(Washington, DC) – This week, the Bowser Administration convened community, business, and research representatives, along with District government officials, to kick off the process for updating Washington DC’s economic development strategy. Spearheaded by the Office of the Deputy Mayor for Planning and Economic Development (DMPED), this effort will produce a new strategy to guide economic development efforts for the next five years. The process will include opportunities for broader engagement over the summer and fall, and stakeholders are encouraged to provide input at comeback.dc.gov.
“As we stay focused on DC’s comeback, this is an opportunity to take a step back, engage the community, and ensure our economic strategy aligns with our values and goals as a city,” said Mayor Bowser. “This update comes at a critical moment – we’re equipped with lessons learned from the pandemic, we’re focused on the future of DC’s economy, and we’re relentlessly committed to preserving the legacies of our residents and neighborhoods.”
The new strategy will replace DC’s current five-year Economic Strategy, which was released in 2017. The Economic Strategy released in 2017 set two overarching goals – to increase private sector GDP to $100 billion and bring unemployment levels below 10% across all wards, races, and educational attainment levels. Despite the onset of the COVID-19 pandemic three years into the strategy, private sector GDP reached $105 billion in 2021, exceeding DC’s goal, and 93 percent of the recommended initiatives (40 out of 43) have been completed. Unemployment across the three dimensions was trending downwards prior to the pandemic, but there is still work to do to address geographic, racial, and socioeconomic disparities.
“Over the past two and a half years, DC residents and businesses have known loss and experienced sacrifice but what has gotten us through it all has been our resilience,” said Deputy Mayor John Falcicchio. “With our unquestionable resilience now ready to fuel our comeback, this new economic strategy will propel us beyond relief and recovery to growth and will allow us to achieve a better normal by making our growth more equitable.”
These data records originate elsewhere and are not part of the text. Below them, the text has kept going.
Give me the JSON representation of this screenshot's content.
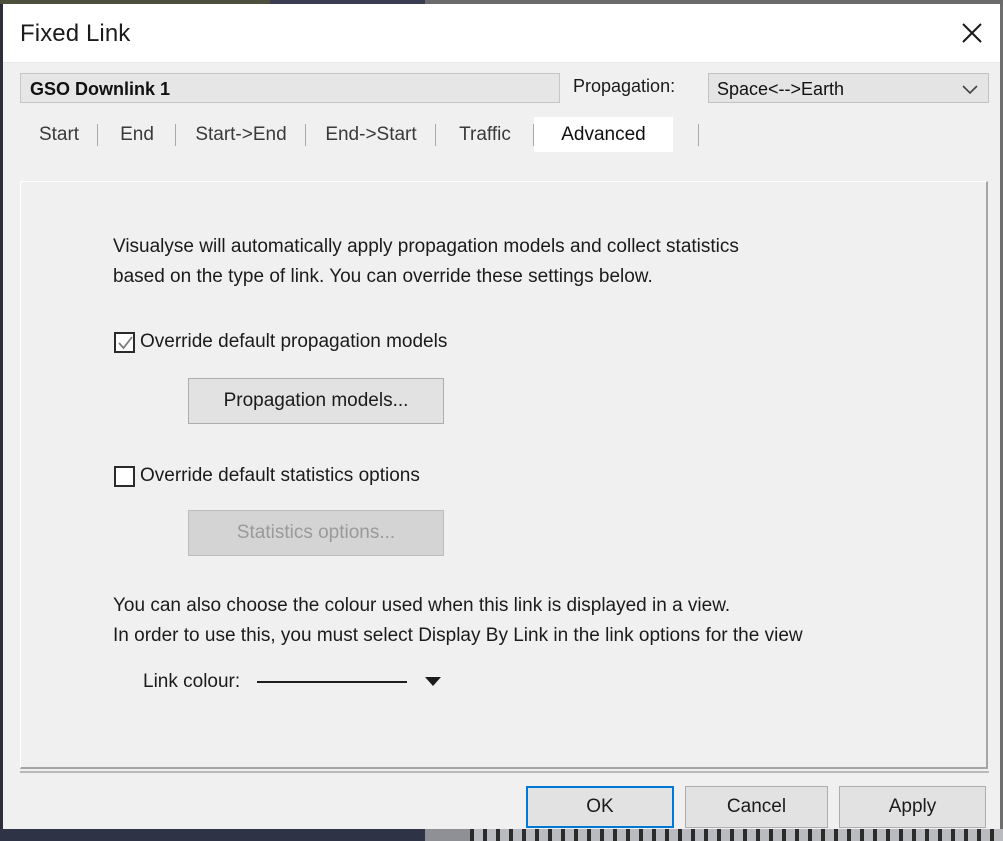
{
  "window": {
    "title": "Fixed Link",
    "close_icon": "close-x-icon"
  },
  "header": {
    "link_name": "GSO Downlink 1",
    "propagation_label": "Propagation:",
    "propagation_value": "Space<-->Earth",
    "propagation_chevron_icon": "chevron-down-icon"
  },
  "tabs": [
    {
      "label": "Start",
      "active": false
    },
    {
      "label": "End",
      "active": false
    },
    {
      "label": "Start->End",
      "active": false
    },
    {
      "label": "End->Start",
      "active": false
    },
    {
      "label": "Traffic",
      "active": false
    },
    {
      "label": "Advanced",
      "active": true
    }
  ],
  "advanced": {
    "intro_line1": "Visualyse will automatically apply propagation models and collect statistics",
    "intro_line2": "based on the type of link. You can override these settings below.",
    "override_propagation_label": "Override default propagation models",
    "override_propagation_checked": true,
    "propagation_models_button": "Propagation models...",
    "override_statistics_label": "Override default statistics options",
    "override_statistics_checked": false,
    "statistics_options_button": "Statistics options...",
    "statistics_options_disabled": true,
    "colour_line1": "You can also choose the colour used when this link is displayed in a view.",
    "colour_line2": "In order to use this, you must select Display By Link in the link options for the view",
    "link_colour_label": "Link colour:",
    "link_colour_value": "#1e1e1e",
    "link_colour_caret_icon": "caret-down-icon"
  },
  "footer": {
    "ok_label": "OK",
    "cancel_label": "Cancel",
    "apply_label": "Apply",
    "focus_colour": "#0078d7"
  }
}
The new strategy will focus on how economic development efforts can drive tax revenue, increase the economic mobility of residents, and support the vitality and competitiveness of businesses, taking into account the enduring effects of the pandemic. It will establish new goals, metrics, and plans for action and build on recent work, including the District’s Comprehensive Plan and the Mobility Action Plan (MAP), a new framework for resident mobility that visualizes how DC residents might take advantage of District housing, financial well-being, and workforce programs to reach their personal and financial goals. Strategy development will also be informed by related efforts currently in progress, including the Build Back Better Infrastructure Task Force and Tax Revision Commission. The final plan will be released in early 2023.
Ultimately, the plan will serve as the District’s Comprehensive Economic Development Strategy (CEDS), which will be submitted to the U.S. Economic Development Administration (EDA). Having an active CEDS enables nonprofits, universities, and other entities located within the District to apply for EDA grants and other resources.
This week’s kickoff session included conversations among participants, a panel discussion with diverse perspectives, and an interactive data walk on the strengths of DC’s economy as well as challenges facing its continued prosperity. In addition to the kickoff event, DMPED will hold engagements in the coming months on topics such as the future of work, the reimagination of downtown, and the creation of opportunity-rich neighborhoods for residents.
Community members and business stakeholders are encouraged to provide input at comeback.dc.gov. This website will be updated throughout the strategy development process.